Ils étaient plus d'une quinzaine à avoir pris la direction de New-York début octobre, pour participer à la 4ème commission des Nations Unies. Dans la délégation, on retrouve les leaders indépendantistes polynésiens, et leur combat reste le même : "donner au pays l'autonomie qu'il n'a pas", souligne Antony Géros, vice-président du Tāvini Huira'atira.

Lors de cette 4ème commission, les membres ont étudié la résolution qui "rappelle le droit à l'autodétermination du peuple de Polynésie, donc le droit de choisir son statut. Deuxièmement, la résolution reconnait que le pays ne dispose pas d'un statut d'autonomie interne au sens de la définition de l'ONU. Troisièmement, cette résolution rappelle à la France à prendre ses responsabilités vis-à-vis des essais nucléaires, et à respecter le patrimoine souverain du peuple polynésien. Enfin, cette résolution rappelle aussi à la France de mettre en place les éléments de décolonisation", précise Antony Géros.

Pour parler de la Polynésie, 14 intervenants du Tāvini Huira'atira ont pris la parole, et "leurs interventions ont porté sur trois points particuliers. Le premier point est la nécessité d'expliquer à la communauté internationale qu'effectivement l'autonomie dont se prévaut le président du pays ne répond pas à la définition de la charte des Nations Unies, et qu'à ce titre, nous ne sommes pas un pays autonome. Le deuxième point a porté sur la nécessité de reconnaitre qu'en Polynésie, le traitement des victimes polynésiennes par rapport aux conséquences liées aux essais nucléaires, n'est pas à la hauteur de ce qu'on est en droit humainement d'attendre. Donc, ça continue à constituer un contentieux avec L’État français. Ensuite, le troisième point a porté sur la nécessité d'obliger la France à reconnaitre notre pleine souveraineté sur nos ressources naturelles", décrit le vice-président du Tāvini Huira'atira.

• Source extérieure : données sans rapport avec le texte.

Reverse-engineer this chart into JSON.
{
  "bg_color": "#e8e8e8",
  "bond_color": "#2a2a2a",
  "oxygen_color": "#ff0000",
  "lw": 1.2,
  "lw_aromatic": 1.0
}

Présent également à New-York, le président Edouard Fritch a tenu des propos qui n'ont pas laissé de marbre l'assemblée, en remettant en cause le travail de Carlyle Corbin, un expert indépendant de l'ONU. "La fin de son intervention a été reprise par le président de la 4ème commission qui a quand même rappelé aux membres présents d'avoir les retenus qu'il faut lors de leurs interventions, surtout pas d'attaques personnelles comme il a fait à propos d'ailleurs de Monsieur Corbin par rapport à son travail à l'ONU pour le compte de l'UPLD", souligne Antony Géros. "Je pense que Monsieur Fritch s'est trompé d'endroit, il se croyait peut-être à Nahoata à Pirae ou au marché de Papeete. Il oublie que la plupart de ces pays sont des anciennes colonies, ce n'est pas à eux qu'il faut aller raconter des histoires. C'est ce qu'ils nous ont fait comprendre quand nous les avons rencontré le lendemain jusqu'à la fin de notre séjour à New-York. Ils ne sont pas dupes", lâche Oscar Temaru.

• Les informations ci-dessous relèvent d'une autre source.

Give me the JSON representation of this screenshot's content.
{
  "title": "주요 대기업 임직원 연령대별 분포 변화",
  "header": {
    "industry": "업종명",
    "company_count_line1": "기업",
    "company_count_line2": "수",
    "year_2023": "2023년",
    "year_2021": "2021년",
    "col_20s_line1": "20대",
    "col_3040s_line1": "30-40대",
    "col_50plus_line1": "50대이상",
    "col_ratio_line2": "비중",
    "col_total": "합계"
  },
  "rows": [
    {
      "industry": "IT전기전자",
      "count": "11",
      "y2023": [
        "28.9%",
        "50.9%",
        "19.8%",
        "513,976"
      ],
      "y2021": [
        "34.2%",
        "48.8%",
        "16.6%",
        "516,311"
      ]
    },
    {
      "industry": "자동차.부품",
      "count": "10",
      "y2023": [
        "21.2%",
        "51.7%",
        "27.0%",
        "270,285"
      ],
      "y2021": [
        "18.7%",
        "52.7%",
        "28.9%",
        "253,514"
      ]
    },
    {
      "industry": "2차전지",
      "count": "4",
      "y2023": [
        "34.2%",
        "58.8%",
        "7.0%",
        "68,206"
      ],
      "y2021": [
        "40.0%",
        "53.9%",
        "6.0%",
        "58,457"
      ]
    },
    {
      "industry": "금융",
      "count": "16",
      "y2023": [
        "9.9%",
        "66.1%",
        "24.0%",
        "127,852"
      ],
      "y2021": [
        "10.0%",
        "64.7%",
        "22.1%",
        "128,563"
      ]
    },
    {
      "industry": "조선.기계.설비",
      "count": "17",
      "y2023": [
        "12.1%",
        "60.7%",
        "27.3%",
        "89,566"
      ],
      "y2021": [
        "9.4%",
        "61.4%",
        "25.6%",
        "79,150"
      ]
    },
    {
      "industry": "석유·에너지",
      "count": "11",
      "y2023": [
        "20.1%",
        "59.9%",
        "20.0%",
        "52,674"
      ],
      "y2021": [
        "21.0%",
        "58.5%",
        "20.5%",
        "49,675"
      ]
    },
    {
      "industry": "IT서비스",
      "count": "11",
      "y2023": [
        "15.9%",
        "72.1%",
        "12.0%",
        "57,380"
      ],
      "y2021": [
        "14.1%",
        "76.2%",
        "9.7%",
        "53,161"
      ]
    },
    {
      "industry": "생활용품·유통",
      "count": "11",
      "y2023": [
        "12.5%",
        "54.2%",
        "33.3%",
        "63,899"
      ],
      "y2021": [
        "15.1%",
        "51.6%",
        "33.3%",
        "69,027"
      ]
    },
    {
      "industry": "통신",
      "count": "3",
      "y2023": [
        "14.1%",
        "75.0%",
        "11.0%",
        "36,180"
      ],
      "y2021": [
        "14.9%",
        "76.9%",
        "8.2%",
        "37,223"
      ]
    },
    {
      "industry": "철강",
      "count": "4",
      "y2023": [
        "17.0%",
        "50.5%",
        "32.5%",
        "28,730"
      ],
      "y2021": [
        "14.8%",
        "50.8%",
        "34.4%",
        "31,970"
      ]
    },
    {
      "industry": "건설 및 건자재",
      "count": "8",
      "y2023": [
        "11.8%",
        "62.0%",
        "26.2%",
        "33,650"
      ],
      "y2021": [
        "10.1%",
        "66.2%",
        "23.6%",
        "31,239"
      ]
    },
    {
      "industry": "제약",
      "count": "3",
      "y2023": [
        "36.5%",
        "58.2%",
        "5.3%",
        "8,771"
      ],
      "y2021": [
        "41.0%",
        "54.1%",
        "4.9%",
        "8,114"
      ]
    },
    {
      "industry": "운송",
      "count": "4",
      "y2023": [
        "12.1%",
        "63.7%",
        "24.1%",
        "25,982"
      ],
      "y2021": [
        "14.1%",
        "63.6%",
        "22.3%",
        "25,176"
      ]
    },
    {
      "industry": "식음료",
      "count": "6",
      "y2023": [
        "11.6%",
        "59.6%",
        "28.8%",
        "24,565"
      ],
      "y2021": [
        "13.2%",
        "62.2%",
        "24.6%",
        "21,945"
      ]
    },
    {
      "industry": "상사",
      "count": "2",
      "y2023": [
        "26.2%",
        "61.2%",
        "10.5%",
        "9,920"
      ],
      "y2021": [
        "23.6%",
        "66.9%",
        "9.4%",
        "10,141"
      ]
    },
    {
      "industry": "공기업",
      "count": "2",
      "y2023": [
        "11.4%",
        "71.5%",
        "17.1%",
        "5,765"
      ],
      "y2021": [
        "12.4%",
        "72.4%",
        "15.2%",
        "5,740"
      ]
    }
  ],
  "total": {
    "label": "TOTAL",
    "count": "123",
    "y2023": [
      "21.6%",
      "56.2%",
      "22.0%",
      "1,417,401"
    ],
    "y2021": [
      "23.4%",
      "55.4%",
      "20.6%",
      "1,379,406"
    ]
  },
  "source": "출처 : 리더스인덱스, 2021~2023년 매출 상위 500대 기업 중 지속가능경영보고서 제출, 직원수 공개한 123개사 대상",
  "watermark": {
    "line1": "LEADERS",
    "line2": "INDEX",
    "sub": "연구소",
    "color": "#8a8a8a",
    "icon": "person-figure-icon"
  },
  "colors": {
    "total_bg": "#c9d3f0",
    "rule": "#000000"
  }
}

Et le message des indépendantistes a bien été entendu puisque mardi dernier la 4ème commission a voté "en l'état cette résolution. Maintenant, il reste une dernière étape, c'est l'assemblée générale des Nations Unies qui doit se réunir en décembre, je pense le 6 décembre pour entériner cette résolution", explique Antony Géros.


Antony Geros
Vice-président du Tāvini Huira'atira


Vous estimez qu'Edouard Fritch parle au nom de la France quand il s'exprime à l'ONU ?
"Tout à fait parce que dans son discours, il loue les bienfaits de la colonisation et que c'est de mauvaise augure de s'en délester, et qu'il faut continuer à accentuer la dépendance que nous avons vis-à-vis de la France, et à ce titre d'ailleurs, il assimile les 18 milliards de compensation qui nous a été donnée à travers la Dotation globale d'autonomie (DGA) et le 3ème instrument financier (3IF) par le fait que c'est la compensation que l'Etat doit à la Polynésie pour le nucléaire, et pour solde de tout compte, nous n'avons plus rien à demander à la France. Là, j'ai bien vu le comportement des ambassadeurs qui étaient présents qui étaient surpris parce que ce sont des pays ou des Etats qui sont souverains aujourd'hui, et qui ont traversé en leur temps une époque coloniale. Et peut-être même dans ces pays, il y a eu des révolutions… et ils ne peuvent pas accepter ce genre de chose. Donc, c'est le président de la 4ème commission qui a rappelé à tous les pétitionnaires et au président du pays, tout de suite après son intervention, qu'il faut apporter le temps qu'il faut."

Est-ce que vous avez noté une différence de posture depuis qu'Emmanuel Macron a été élu, sur les questions de la décolonisation ?

"Absolument pas en ce qui me concerne. Au-delà des annonces et de propagandes présidentielles, absolument pas. Pour moi, on se retrouve avec la même attitude de la France, qui lorsque le dossier de la Polynésie est appelé, ils sortent de la salle pour aller fumer et une fois qu'on appelle le deuxième dossier, ils reviennent en salle. On ne comprend pas ce genre d'attitude."

Que retenez-vous de ce déplacement à l'ONU ?

"Qu'on arrête de tergiverser avec un statut d'autonomie qui est mal rédigé et qu'il faut revoir. On a l'impression que l'on va se revoir pour partager encore le magot… Non, le principe qui a été donné par l'ONU, c'est la reconnaissance pour chaque peuple de sa souveraineté vis-à-vis de ses ressources naturelles. Après, il appartient à ce peuple de prendre la décision de céder ou non des parties de leur patrimoine, ou de les associer à la gestion de ce patrimoine."